Spurned proclamation                                    Jer. 7:27                                              Matt. 13:13

Denunciation                                                       Jer. 20:10                                            Matt. 11:19

Object of conspiracy                                       Jer. 11:9, 19                                       Matt. 26:4

Mockery                                                                 Jer. 20:6                                               Luke 22:63

Plotted against                                                   Jer. 18:18                                            Mark 14:1

Arrested                                                                 Jer. 37:13-14                                    John 18:12

Beaten                                                                     Jer. 20:2; 37:15                               Luke 22:63

Condemned                                                          Jer. 38:9                                              Luke 24:20

Publicly humiliated                                          Jer. 20:2; 29:26                               Matt. 27:28-31

Incarcerated                                                        Jer. 38:6                                               Matt. 27:1-2

Born of humble, rural surroundings      Jer. 1:1                                                  Matt. 2:23

Forced to live in Egypt                                   Jer. 43:5-7                                          Matt. 2:19

Chosen before birth by God                      Jer. 1:5                                                  John 3:16

Predicted destruction of the temple    Jer. 7:14                                               Matt. 24:1-2

Predicted the fall of the nation                Jer. 20:4                                               Matt. 24:34

Draws enmity of listeners                           Jer. 18:10                                            John 15:18

His own people plot his death                  Jer. 11:21                                            Luke 4:16-29

Religious leaders call for his death        Jer. 26:8, 11                                       John 19:6

Innocence proclaimed by some               Jer. 26: 16                                           John 18:38

Bound over to death                                      Jer. 26:8                                               Mark 15:15

Condemned for telling the truth            Jer. 26:15                                            John 8:45-46

Preached in the temple                                Jer. 7, 26                                              John 7:28

Struck by/before a priest                            Jer. 20:1-2                                          John 18:19-22

Died forsaken                                                   Jer. 43:5-7                                           Mk. 15:34, 37

Isaiah said the Messiah would be a “man of sorrows” (Isa. 53:3). “Jesus wept” at Lazurus’s tomb (John 11:35). Even as Jesus approached the city of Jerusalem to official present Himself to her as the long anticipated King, “he wept over” the city (Luke 19:14), anticipating their rejection and the inevitable judgment that must befall her. “In the days of his flesh, Jesus offered up prayers and supplications, with loud cries and tears …” (Heb. 5:7a).
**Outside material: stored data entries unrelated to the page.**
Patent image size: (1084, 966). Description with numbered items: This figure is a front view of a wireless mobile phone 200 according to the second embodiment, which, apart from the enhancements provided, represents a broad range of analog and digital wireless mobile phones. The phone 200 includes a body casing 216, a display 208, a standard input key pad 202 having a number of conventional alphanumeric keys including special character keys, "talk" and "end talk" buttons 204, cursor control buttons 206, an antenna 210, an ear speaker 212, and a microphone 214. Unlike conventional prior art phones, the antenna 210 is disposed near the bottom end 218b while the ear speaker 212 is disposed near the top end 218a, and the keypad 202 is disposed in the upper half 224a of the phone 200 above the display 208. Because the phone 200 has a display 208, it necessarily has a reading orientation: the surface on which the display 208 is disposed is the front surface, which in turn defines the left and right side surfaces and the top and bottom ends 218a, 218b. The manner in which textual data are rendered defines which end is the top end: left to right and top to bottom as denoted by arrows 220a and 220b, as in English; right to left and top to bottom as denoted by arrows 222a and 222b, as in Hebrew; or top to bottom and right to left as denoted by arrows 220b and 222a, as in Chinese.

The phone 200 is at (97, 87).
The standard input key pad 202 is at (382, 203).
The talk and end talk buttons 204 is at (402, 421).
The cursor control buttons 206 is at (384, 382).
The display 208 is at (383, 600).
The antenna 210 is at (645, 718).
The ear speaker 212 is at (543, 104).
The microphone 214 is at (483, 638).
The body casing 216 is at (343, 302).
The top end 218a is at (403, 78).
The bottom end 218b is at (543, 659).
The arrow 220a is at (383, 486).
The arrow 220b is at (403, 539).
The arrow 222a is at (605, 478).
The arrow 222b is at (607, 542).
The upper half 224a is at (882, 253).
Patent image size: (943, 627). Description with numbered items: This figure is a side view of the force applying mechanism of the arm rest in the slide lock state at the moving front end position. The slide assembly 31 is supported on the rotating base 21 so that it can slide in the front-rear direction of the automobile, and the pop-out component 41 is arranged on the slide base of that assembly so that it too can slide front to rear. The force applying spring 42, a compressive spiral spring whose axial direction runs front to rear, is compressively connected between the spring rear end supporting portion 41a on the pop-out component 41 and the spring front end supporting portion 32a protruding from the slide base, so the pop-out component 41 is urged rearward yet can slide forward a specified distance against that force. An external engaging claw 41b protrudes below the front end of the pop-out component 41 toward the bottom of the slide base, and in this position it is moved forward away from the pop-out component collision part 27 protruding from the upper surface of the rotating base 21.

Jeremiah has often been dubbed “the weeping prophet.” Many saw the grief-burden Jesus carried about as He was rejected by those around Him. His tears, His grief, His sorrows—it all reminded them of someone. Both Jesus and Jeremiah understood lament. They both knew grief and grieving.

“Concerning this salvation, the prophets [of whom Jeremiah was one] who prophesied about the grace that was to be yours searched and inquired carefully, inquiring what person or time the Spirit of Christ in them was indicating when he predicted the sufferings of Christ and the subsequent glories” (1 Peter 1:10-11).

Jeremiah’s sufferings carried no atoning value. Christ is the only Savior. And part of Jesus’ saving work is to remind us all—Old Testament prophet or New Testament saint—that if you find yourself burdened, broken, bereft, and if at times you feel like bawling your eyes out, know this: you are in good company.

Jesus asks still, “Who do people say that I am?”

I answer, “You are ‘The LORD [who] is near to the brokenhearted and saves the crushed in spirit’” (Psalm 34:1).